Beginnings are usually scary... and other thoughts on moving.

I took this photograph of my daughter, against her will, as she sat on the steps of what would become our new home on the first day we viewed it.  

The offer on our former home had come in unexpectedly, just days after we had been discussing pulling it from the market and staying put a while longer.  

We had stopped looking at other homes, knowing what we needed/desired in terms of space and location and just trusting that when/if our house sold,  there would be a place for us - and a clear path to it.  

And as it turns out, that's exactly what happened.  

But it still feels incredibly scary - and leaving feels incredibly sad. 

"I feel like I grew up in this house," she says.  

Yes, but you still have a lot of growing to do.  

We are only moving a few miles away, but it may as well be a few hundred.  

A blogger I follow is also moving from a home she loves and she took the words right out of my fingertips when she wrote:
"Even though I know I will miss this home we currently live in, I’m preparing my heart to be open to adventure and creating a new place to call home.
I keep daydreaming about how it will feel to start over again, for the right reasons, and make someone else’s house into our home. It’s really a mix of feeling hopeful, fearful, sad, excited, while feeling kind of tired but strangely invigorated to move and start over again."
All of those feelings tossing and tumbling about in your heart.  For me, they come pouring out in words.  But when you're 11, they come pouring out in tears and our daughter wept as we walked through our new home with the realtor. 

By that evening, she was more optimistic - drawing sketches of a mural she wants to put on the wall of her new room. 

I was reminded of a conversation we had a few years ago, during the time that Chris & I were divorced.  I sat on the edge of her bed, recounting the move we made when I was ten.  My mom had remarried and we moved from a cute little house on cul-de-sac to a log cabin in {what felt like} the middle of nowhere.  It was traumatic.  In the span of a couple of years, I had a new father figure, a new house, a new school...   I don't remember much of the actual move or the time leading up to the move other than it happening and dread and fear associated with it all, knawing at the edges of my stomach.   

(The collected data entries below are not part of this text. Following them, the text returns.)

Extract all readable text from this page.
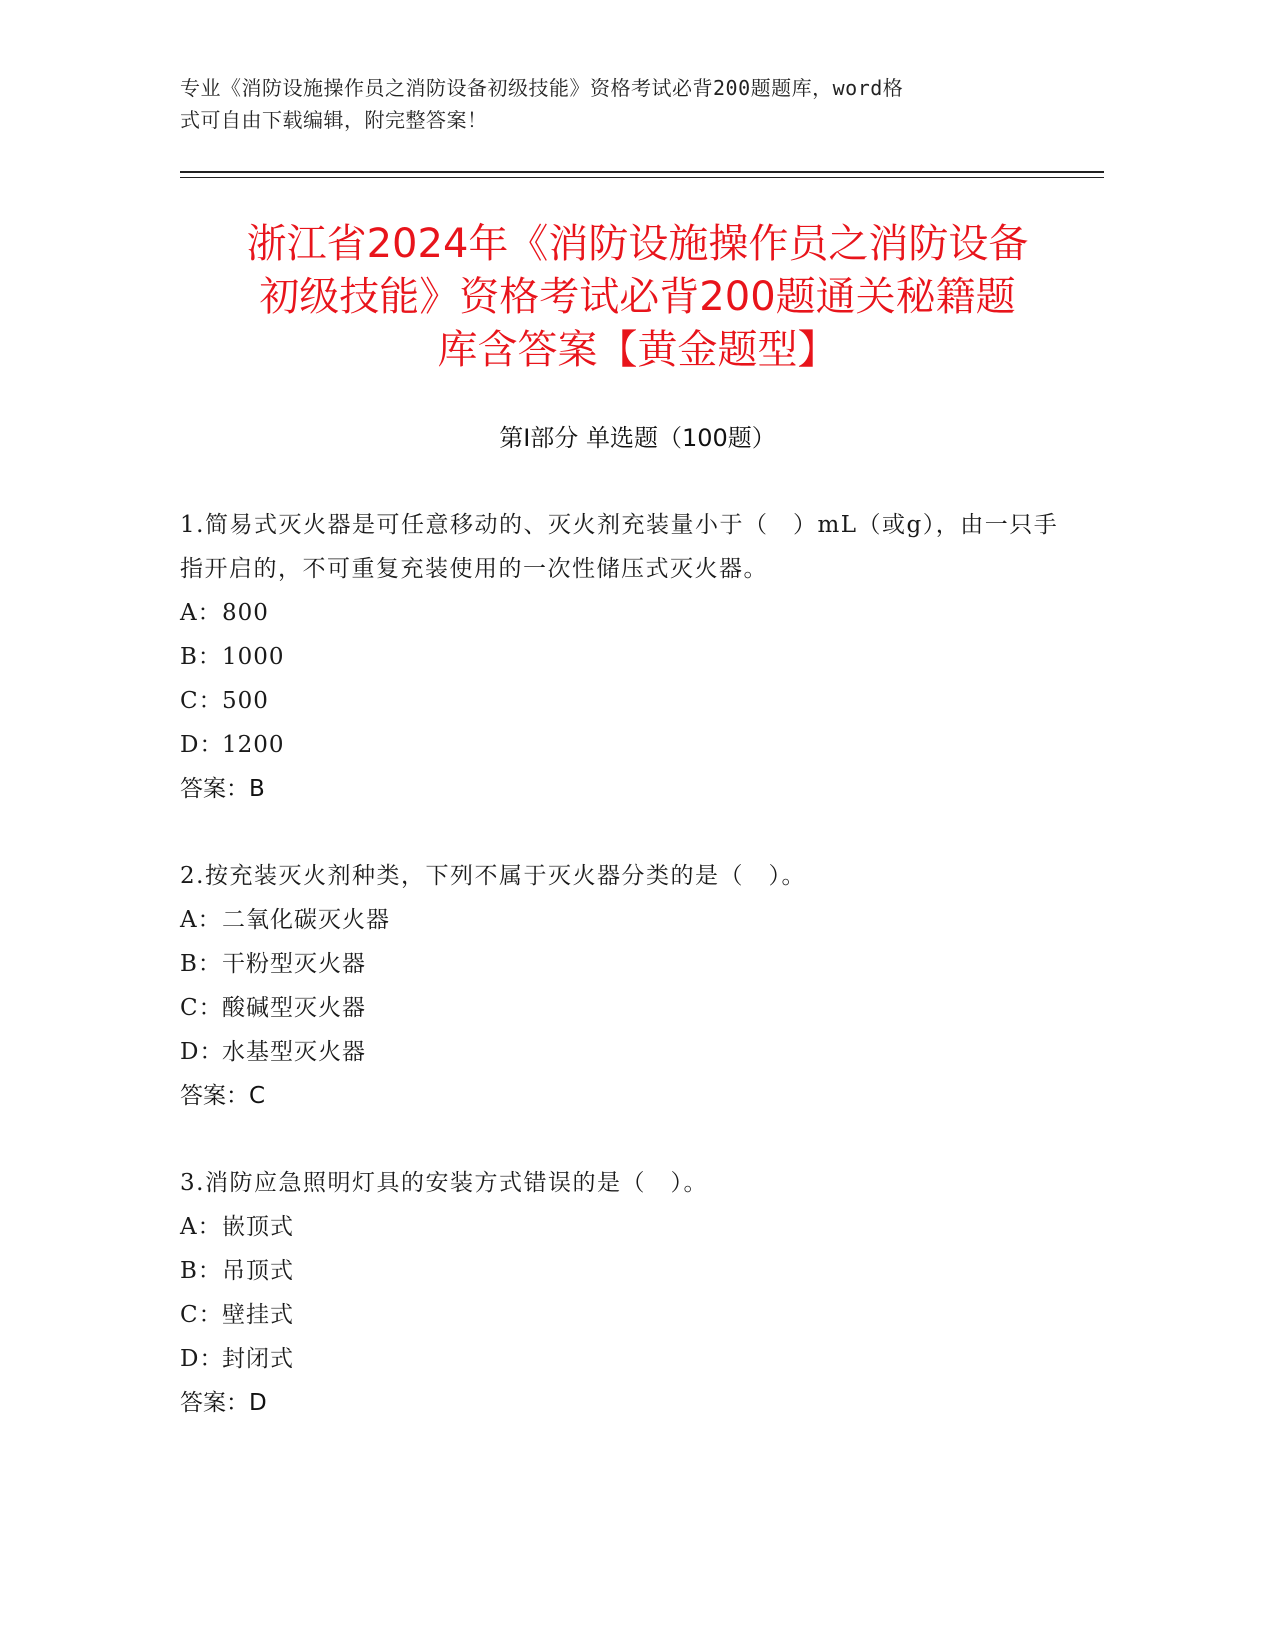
专业《消防设施操作员之消防设备初级技能》资格考试必背200题题库，word格
式可自由下载编辑，附完整答案！
浙江省2024年《消防设施操作员之消防设备
初级技能》资格考试必背200题通关秘籍题
库含答案【黄金题型】
第Ⅰ部分 单选题（100题）
1.简易式灭火器是可任意移动的、灭火剂充装量小于（　）mL（或g），由一只手指开启的，不可重复充装使用的一次性储压式灭火器。
A：800
B：1000
C：500
D：1200
答案：B
2.按充装灭火剂种类，下列不属于灭火器分类的是（　）。
A：二氧化碳灭火器
B：干粉型灭火器
C：酸碱型灭火器
D：水基型灭火器
答案：C
3.消防应急照明灯具的安装方式错误的是（　）。
A：嵌顶式
B：吊顶式
C：壁挂式
D：封闭式
答案：D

As I'm retelling this all to my own daughter, I begin to remember what I felt inside during that time in my life:  Loss.  Sadness.  Fear.  Confusion.  Anger.  Oh, the unfairness of it all!   Why didn't my parents ever think about what was best for me?  Why didn't they think of me at all?  Trying not to delve too much into the misery of it all, I reassure her that, "Oh, it turned out alright... eventually." I went to the new school, made new friends, tolerated life in a cabin.  I grew up to have life-long friendships and a nostalgic love for the cabin where our family spends all of our holidays. 

"But, Chloe, that's not the best part", I had told her, "all the while, God was moving all those pieces and people and things together for my good, and for His glory, to give me a perfect gift that was better than anything I could've dreamt!"  Her big brown eyes open even wider and she looks into mine, "Ooh, what was it?" she asked, very seriously.

"You," I answer, "it was you."  

"Because, you see Chloe, if Nana had never remarried and if together they hadn't had a dream of a cabin in the woods, we would have never moved into that home and I would have never went to that school and that school is where I met your daddy.  Through all of those years, God was planning and orchestrating to bring you into this world - and I never even knew it." 

Nearly thirty years later, I can see so clearly His hand moving through every moment.  Every disappointment.  Every failure.  Every heartache.  He was working in all things, in every year of my childhood, and of my life.

I realized that what I had just spoken to her was the same thing God was speaking to me.  During the darkest seasons of our life, in the midst of chaos, confusion, despair - He is there - and He is working all things together.

Thinking about that night, that conversation, who could've known that even in that moment, God was already working to restore our marriage and our family.  I had prayed for it, yes.  But sitting here, in the reality of it all these years later sometimes takes my breath away.

And it reminds me of that cheesy, super-quotable quote from Hope Floats - that yes, beginnings are scary and endings are sad, but if you give hope a chance...

And our hope is not a feeling, our hope isn't found in self-derived optimism, but in our selfless Savior.

He alone is our hope.

"We have this hope as an anchor for the soul, firm and secure." ~ Hebrews 6:19 

And because of Him,  I have this hope - that someday, my daughter will recount her own stories of His faithfulness to her children.  That, Lord willing, thirty years from now -she will talk about even this move of just a few miles and see God's hand in it and say, "Look what He has done".  That she will read these words, and see that photograph and remember those feelings - and know in her heart, God was moving all those feelings, and all those pieces of our lives together for her good - and for His glory.  

"For I know the plans I have for you,” 
declares the LORD, 
“plans to prosper you and not to harm you, 
plans to give you hope and a future."